I'd start there and talk specific port numbers.

I looked into those yesterday with phind.com AI assistant. And I realized that the ports 5432 and 5433 are being used. Afaik, 5432 belongs to the psql 13 and 5433 belongs to the psql 15.

RocketDerp commented 1 year ago

I will create an account on the lemmy server you posted and detail my issue on the sub-lemmy you posted there. Is that ok?

Fine with me, or you can pick any other active instance and subscribe to it.

Afaik, 5432 belongs to the psql 13 and 5433 belongs to the psql 15.

I'll look for your post in Lemmy. I'm RoundSparrow on Lemmy.ml - and I'll discuss that further

k4r4b3y commented 1 year ago

Thanks. I should have posted a thread on there in an hour.

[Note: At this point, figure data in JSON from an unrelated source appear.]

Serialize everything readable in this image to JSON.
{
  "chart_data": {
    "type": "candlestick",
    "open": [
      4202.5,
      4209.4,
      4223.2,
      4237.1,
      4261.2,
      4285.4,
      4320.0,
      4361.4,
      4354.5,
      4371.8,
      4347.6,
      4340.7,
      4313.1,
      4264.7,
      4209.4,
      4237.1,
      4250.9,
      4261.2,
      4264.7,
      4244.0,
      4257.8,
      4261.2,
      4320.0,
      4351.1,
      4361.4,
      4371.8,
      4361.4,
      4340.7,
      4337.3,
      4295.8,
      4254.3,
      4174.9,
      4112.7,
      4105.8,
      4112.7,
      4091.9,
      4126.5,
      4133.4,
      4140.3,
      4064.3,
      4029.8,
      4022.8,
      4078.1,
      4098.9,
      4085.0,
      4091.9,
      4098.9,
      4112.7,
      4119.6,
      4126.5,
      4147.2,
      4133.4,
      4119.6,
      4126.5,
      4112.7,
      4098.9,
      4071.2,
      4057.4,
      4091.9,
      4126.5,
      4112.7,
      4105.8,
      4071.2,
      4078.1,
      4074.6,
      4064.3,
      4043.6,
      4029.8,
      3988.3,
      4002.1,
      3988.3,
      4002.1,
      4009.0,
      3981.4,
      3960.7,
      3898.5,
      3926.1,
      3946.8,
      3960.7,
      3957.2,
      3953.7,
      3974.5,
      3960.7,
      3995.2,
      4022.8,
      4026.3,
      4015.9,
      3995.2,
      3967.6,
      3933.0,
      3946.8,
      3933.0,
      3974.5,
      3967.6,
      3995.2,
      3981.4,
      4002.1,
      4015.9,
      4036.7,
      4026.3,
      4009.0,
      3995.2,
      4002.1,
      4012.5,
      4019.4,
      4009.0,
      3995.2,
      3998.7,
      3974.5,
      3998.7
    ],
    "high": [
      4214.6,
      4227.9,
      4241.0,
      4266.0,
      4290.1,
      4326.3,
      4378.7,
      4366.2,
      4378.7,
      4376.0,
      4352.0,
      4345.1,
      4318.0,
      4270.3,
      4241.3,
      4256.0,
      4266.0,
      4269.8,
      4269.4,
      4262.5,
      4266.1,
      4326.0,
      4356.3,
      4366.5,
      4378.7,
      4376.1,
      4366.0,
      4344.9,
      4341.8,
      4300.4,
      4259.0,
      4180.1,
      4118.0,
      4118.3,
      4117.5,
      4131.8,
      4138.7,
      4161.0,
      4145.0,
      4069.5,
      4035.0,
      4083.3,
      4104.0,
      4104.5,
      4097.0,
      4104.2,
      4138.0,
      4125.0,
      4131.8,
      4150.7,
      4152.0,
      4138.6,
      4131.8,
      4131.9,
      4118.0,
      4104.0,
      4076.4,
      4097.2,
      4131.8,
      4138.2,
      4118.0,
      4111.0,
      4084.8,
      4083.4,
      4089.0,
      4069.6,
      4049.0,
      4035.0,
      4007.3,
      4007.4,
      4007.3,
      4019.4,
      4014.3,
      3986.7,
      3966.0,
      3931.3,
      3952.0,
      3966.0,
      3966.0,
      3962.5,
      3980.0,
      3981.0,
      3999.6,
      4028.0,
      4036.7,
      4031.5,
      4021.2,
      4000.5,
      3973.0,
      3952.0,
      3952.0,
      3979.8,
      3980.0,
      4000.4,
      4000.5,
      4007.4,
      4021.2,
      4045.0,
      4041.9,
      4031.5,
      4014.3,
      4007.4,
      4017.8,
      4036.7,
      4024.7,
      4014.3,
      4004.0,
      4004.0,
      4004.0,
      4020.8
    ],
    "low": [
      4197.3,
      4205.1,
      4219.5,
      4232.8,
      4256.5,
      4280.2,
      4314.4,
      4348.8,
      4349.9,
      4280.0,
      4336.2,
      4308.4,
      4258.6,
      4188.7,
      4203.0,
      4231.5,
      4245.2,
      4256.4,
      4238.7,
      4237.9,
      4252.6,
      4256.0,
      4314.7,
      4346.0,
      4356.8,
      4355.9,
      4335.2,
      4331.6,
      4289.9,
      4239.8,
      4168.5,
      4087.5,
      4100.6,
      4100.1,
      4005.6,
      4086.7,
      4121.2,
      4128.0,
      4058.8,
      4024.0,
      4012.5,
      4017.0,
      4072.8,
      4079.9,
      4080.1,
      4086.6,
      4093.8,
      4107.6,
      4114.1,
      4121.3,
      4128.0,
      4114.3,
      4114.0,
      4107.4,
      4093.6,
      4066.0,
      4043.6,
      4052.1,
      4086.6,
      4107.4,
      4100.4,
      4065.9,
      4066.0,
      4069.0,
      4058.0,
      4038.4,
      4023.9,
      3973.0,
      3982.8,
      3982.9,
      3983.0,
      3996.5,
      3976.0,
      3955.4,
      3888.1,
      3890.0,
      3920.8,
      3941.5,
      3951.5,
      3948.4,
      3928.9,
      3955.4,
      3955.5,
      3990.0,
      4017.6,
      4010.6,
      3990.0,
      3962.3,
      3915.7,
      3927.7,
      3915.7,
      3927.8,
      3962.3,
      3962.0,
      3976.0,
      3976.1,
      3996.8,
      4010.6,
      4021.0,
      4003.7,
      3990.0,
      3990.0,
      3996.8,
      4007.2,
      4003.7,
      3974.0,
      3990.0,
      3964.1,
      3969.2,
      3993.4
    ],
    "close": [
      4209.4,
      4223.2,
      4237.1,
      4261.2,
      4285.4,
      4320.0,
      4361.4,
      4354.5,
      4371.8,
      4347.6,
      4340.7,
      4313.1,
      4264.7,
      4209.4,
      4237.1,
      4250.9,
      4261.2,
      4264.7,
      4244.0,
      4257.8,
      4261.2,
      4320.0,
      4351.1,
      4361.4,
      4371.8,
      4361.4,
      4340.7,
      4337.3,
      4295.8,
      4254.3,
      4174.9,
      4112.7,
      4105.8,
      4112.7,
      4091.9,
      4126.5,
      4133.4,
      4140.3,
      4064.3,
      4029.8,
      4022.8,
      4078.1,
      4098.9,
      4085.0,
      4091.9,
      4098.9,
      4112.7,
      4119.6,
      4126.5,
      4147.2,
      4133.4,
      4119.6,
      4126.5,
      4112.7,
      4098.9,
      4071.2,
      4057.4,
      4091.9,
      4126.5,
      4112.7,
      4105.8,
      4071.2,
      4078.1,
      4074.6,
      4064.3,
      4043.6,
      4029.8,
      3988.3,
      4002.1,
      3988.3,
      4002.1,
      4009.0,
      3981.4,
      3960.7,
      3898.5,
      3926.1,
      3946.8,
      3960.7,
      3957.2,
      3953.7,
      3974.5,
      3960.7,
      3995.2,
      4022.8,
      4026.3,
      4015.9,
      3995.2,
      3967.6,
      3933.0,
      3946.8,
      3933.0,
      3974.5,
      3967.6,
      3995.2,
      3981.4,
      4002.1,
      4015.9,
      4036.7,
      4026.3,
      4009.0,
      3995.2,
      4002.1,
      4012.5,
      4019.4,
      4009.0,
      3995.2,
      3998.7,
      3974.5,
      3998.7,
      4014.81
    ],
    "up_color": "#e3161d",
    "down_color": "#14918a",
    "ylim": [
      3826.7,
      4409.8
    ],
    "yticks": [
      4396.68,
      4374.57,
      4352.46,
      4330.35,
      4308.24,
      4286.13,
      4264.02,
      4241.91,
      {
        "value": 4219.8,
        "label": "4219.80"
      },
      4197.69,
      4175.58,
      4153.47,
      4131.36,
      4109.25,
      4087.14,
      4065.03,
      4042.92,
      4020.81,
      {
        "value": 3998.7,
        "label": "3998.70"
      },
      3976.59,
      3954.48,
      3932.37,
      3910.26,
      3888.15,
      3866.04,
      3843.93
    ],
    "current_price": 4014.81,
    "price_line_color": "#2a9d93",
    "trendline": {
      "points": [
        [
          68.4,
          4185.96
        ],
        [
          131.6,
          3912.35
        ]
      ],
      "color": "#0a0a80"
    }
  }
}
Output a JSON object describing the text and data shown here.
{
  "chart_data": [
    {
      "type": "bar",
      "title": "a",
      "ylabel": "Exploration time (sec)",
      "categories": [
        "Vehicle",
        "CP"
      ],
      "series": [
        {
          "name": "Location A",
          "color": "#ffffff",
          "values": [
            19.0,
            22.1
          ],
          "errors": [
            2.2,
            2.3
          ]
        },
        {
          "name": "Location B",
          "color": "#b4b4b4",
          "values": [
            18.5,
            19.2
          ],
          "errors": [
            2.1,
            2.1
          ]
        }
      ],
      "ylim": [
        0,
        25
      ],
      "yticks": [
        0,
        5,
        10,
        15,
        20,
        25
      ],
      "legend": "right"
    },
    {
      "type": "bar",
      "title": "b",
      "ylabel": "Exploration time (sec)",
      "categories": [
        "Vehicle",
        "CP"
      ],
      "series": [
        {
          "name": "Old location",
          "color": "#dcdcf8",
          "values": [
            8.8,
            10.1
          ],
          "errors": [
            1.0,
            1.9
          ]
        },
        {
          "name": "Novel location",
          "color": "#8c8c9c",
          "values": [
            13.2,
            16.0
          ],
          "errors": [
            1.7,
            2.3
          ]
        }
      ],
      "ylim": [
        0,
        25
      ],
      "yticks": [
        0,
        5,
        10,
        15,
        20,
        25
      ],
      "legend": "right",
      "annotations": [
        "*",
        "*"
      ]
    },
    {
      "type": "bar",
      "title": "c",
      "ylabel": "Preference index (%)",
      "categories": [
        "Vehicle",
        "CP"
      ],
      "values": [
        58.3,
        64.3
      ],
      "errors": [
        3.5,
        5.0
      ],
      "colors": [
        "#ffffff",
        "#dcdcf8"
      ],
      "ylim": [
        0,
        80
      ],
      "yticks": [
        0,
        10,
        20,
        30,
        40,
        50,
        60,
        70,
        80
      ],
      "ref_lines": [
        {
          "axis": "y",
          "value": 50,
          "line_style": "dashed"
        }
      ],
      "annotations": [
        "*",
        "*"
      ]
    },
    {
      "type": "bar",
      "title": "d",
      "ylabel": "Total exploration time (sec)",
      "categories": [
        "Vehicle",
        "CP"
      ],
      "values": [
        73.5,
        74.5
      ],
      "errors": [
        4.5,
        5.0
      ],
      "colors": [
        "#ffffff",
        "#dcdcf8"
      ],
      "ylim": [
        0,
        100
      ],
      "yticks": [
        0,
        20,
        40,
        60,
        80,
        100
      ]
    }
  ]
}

k4r4b3y commented 1 year ago

@RocketDerp , I posted here: https://bulletintree.com/post/3047685

RocketDerp commented 1 year ago

ok, i'm going there now

akohlsmith commented 1 year ago

I have the same issue. I'm using an EXTERNAL postgres database and for similar reasons to others, the schema update failed. For me, however, restoring from backup after upgrading to Postgresql 15 (which deletes the old db) didn't work and I still have the same error.

Now I can manually fix the up.sql/down.sql (and have tested this) but docker-compose up still fails, presumably becuase the up/down scripts in the docker image are still "not fixed".

I did try docker-compose run lemmy /bin/sh to try to poke around inside the container but I'm quite sure that's not the right way to do this. I know enough about docker to be dangerous, but that's it.

gribodyr commented 1 year ago

For anyone who lands here trying to run a fresh "install from scratch", here's what worked for me.

  1. Make sure you have PostgreSQL 16 installed
  2. Make sure YOU DO NOT have previous versions of PostgreSQL installed (like 12 which is bundled with Ubuntu 20.2). To check:
    user@lemmy:~/lemmy$ pg_lsclusters 
    Ver Cluster Port Status Owner    Data directory              Log file
    16  main    5432 online postgres /var/lib/postgresql/16/main /var/log/postgresql/postgresql-16-main.log
  3. If you have older PG clusters running, do something like this. MAKE SURE YOU DON'T HAVE ANY DATABASES RUNNING ON THE OLD CLUSTER(S).
    pg_dropcluster --stop 12 main
  4. Make sure your PG16 port number is 5432 (if you had other clusters, it might be different). Change it to 5432 if necessary by editing postgresql.conf and restart PG if necessary.
  5. Repeat "Install from Scratch" instructions for setting up a DB on the PG16's cluster if necessary.